“Health promotion programs should accommodate people with MR. Examples include smoking cessation, weight control, fitness, safe sex, drugs, and alcohol.”
As with other populations, health promotion and disease prevention are multifactorial for individuals with MR. They need to be empowered with adequate and understandable information and reinforcement to avoid health risks and maintain healthy personal habits. Their health care providers and the environments where they live, work, learn, and socialize should offer opportunities to inform, support, and reinforce healthy lifestyles. Routine preventive services, from periodic oral prophylaxis and restoration, to cancer screening, immunizations, and early intervention with emerging mental illness are critical to prevention of more serious conditions and secondary disability. Because of the potential for modeling behaviors, health-promoting knowledge and habits of personal care attendants and family members, co-workers, and others can help individuals with MR to protect and maintain their health.
Potential strategies: Adapt self-care and wellness programs designed for general populations and cultural, ethnic, and socioeconomic minorities to the needs of individuals with MR. When proven effective, replicate existing programs for individuals with MR, especially peer-designed programs for wellness, self-care, and mental health. Evaluate the use of assistive technology and different media in educating and reinforcing healthy behaviors in individuals with MR, their families, and their caregivers. Develop and disseminate models for health care provider counseling and reinforcement of wellness and healthy behaviors in individuals with MR, their families, and caregivers.
Potential topics: Nutrition and weight control; exercise; oral health; family planning; safe sex; strategies for protection from rape, domestic violence, and sexual abuse; maintaining treatment regimens; avoiding medication errors; recognizing and seeking care for emerging disorders; and age-related changes in, and risks to, health status.
Potential strategies: Identify stressors and sources of resilience in individuals with MR, their families, and their caregivers, and support strategies to enhance resilience. Support respite care, case management, advance (lifetime) planning for transitions to different stages of life and age-associated health needs. Provide assistance in caring for individuals with dual diagnosis, including family and caregiver training in behavior management and advance planning for behavioral crises. Provide technical assistance to families in information technologies, including how to use the Internet. Explore compensation, including basic health coverage, for family caregivers whose care responsibilities prevent them from working outside the home.

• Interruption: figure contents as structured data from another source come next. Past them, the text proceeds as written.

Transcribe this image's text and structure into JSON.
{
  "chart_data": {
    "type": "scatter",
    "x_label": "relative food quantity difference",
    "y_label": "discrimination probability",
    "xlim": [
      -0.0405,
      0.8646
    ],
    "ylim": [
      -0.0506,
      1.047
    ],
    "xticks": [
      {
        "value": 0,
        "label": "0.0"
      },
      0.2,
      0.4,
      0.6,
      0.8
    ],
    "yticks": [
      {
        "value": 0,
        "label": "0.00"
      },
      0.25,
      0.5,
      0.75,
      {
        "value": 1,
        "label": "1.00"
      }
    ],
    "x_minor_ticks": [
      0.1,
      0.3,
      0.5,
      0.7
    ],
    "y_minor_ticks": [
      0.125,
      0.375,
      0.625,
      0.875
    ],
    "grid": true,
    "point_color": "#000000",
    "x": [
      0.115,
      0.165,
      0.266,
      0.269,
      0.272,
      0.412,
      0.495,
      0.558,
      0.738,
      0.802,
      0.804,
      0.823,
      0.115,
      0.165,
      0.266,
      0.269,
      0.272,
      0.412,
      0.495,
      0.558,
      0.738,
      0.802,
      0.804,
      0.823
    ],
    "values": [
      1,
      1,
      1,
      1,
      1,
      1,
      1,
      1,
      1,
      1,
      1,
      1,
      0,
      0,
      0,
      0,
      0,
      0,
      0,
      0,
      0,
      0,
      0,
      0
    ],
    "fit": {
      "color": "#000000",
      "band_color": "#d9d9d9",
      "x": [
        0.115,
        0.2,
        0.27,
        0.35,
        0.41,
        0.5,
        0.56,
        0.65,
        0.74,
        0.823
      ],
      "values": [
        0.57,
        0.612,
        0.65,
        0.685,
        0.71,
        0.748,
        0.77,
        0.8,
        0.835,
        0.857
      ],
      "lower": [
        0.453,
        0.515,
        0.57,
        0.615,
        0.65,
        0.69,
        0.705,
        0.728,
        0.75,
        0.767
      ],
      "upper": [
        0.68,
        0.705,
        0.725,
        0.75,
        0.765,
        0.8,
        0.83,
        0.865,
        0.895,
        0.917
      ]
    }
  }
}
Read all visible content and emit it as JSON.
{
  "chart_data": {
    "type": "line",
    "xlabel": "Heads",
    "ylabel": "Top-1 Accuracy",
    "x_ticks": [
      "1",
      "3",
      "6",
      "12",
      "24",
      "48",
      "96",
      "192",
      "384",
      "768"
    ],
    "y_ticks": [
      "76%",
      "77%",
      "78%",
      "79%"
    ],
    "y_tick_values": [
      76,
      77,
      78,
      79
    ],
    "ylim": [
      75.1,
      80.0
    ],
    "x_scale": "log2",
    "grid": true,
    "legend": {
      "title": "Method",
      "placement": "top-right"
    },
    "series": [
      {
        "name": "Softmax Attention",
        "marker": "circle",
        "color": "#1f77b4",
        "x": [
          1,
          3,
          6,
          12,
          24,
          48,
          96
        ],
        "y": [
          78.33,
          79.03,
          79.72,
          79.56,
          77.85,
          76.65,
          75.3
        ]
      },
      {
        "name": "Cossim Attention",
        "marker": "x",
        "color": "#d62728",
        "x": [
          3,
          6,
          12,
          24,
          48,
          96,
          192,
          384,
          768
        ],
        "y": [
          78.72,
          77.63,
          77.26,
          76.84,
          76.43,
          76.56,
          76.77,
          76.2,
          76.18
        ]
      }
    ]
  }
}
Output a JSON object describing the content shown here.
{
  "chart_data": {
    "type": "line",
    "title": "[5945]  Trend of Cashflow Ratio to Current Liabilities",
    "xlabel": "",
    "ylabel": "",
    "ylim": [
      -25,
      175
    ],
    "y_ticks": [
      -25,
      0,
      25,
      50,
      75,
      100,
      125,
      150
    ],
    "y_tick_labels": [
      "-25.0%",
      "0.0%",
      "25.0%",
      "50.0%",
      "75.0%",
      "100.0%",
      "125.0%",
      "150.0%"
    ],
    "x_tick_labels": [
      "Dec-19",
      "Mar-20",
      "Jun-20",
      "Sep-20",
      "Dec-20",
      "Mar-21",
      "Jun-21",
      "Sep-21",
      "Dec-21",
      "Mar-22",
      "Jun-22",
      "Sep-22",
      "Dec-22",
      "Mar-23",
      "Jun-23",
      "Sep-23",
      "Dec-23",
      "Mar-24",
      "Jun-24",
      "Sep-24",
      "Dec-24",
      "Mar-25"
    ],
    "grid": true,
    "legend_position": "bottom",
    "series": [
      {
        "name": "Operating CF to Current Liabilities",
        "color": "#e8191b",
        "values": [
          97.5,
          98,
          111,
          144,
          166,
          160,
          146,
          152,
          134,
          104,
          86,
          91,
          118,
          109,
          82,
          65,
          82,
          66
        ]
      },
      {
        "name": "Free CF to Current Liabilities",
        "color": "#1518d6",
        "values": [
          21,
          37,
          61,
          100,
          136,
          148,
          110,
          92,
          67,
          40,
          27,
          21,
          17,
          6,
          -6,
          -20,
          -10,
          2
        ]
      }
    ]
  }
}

Additional strategies: Provide training in health care, including supporting healthy habits, for personal care attendants and other caregivers. Create career tracks leading to certification of caregivers with regard to health-related competencies. Support basic health care coverage and increased compensation, commensurate with demonstrated health competencies, for caregivers.
Potential strategies: Develop and disseminate modules to educate and train individuals with MR, their employment counselors and job coaches, their families and caregivers, their employers and potential employers, and occupational health and safety inspectors, in recognizing and eliminating hazardous working conditions that may require special accommodations for employees with MR. Potential accommodations include ensuring that employees with MR work in safe and healthful environments and understand how to avoid repetitive motion disorders and other occupational hazards.